Writing a review of a collection of poetry is not the same as writing a book review. I tried the last time Robert Moore released a collection of poems, The Golden Book of Bovinities. Poetry is a pricklier proposition. (See what I did there with the alliteration and all – just so you know I do get some of those poetic bells and whistles.)
Bob and I have known each other for twenty-five years. I met him back in 1991, when I returned to university to finish my Arts degree. He’s only a handful of years older than I am and one of the benefits of being a mature student is getting to know your profs on another level. I loved being in Bob’s class and was thrilled when he agreed to be my honours thesis advisor. We’ve stayed friends over the years and I have always found our conversations entertaining and hard work in equal measure. (Hard in the sense that Bob is off-the-charts smart and has a vocabulary that keeps mere mortals on their toes.)
Based on Actual Events is Moore’s fifth volume of poetry. I’ve got all his poetry collections, but to be honest he started to lose me a little in 2012 with The Golden Book of Bovinities.
The blurb on the back of Based on Actual Events says
Robert Moore gives us a book-length sequence of sleek, fiercely comic, colloquial poems whose aphoristic storytelling is pegged to nostalgia for sublimity. His project is to find frames of reference for our estrangement from the world.

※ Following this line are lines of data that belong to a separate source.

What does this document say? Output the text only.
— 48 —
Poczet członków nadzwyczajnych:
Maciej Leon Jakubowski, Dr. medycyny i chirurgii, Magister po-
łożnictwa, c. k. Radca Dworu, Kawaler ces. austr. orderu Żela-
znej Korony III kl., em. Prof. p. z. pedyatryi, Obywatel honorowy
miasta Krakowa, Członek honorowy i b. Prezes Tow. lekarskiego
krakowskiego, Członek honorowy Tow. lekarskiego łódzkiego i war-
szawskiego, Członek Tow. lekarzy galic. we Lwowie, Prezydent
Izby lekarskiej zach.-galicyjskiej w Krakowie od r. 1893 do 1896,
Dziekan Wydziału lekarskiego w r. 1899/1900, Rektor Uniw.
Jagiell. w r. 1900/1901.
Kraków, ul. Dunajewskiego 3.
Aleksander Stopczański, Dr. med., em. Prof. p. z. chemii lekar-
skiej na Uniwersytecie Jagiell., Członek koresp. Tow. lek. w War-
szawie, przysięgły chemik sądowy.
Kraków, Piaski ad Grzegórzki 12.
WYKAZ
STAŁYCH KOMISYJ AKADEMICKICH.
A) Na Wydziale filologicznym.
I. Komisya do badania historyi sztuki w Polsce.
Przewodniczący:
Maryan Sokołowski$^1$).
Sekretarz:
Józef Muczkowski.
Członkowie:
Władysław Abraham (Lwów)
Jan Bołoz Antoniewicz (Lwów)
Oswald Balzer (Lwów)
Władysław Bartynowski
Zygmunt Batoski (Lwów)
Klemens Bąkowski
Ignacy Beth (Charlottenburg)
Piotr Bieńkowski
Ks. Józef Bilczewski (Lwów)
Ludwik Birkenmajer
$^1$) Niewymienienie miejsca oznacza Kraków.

That may very well be what Bob’s trying to do with these poems, but I didn’t get it. (Geesh, I barely got the blurb!) His earlier poems dealt with relationships and his parents and art and, you know, stuff I could mostly relate to. Based on Actual Events is for wicked-smart people, which generally counts me out. That said, poetry in general is often layered and mysterious and requires fortitude. However, if you take Billy Collins’ advice and “press an ear against its hive” or “walk inside the poem’s rooms”, a poem will always reward you.
So, that’s kind of my approach reading this collection. I listen for what I like; I walk around in the bizarre rooms Bob’s constructed. I make my own meaning.
25.
Even under enhanced interrogation the vampire
refused to give us anything. And we tried it all,
shit we didn’t even know we could do and still call
yourself human. Nihilo. Zilch. If anything, his smirk
got smirkier, his ass even wiser. And those fangs!
Growing back each time; pellucid as milk,
alert as metal against skin.
So we waited until high noon – both hands reaching for God –
then shoved him out of the van in the Sears parking lot.
It was like you’d lit a gasoline fart. It was like wings
opening inside you.
Over before you could swallow. Seen more ash
at the end of a Virginia Slim. “Holy screaming fuckballs,”
sighed the captain, as much to himself as to the assembled,
we who’d done things we couldn’t even share
with ourselves, never mind over breakfast
or lost weekends, in earshot of our televisions,
which knew every lie in the book.
Anyone who knows me will know why I liked this poem. 🙂
These poems are ironic, often funny (I think) and use a lot of words I had to look up in a dictionary. Whatever, my vocabulary could use some work.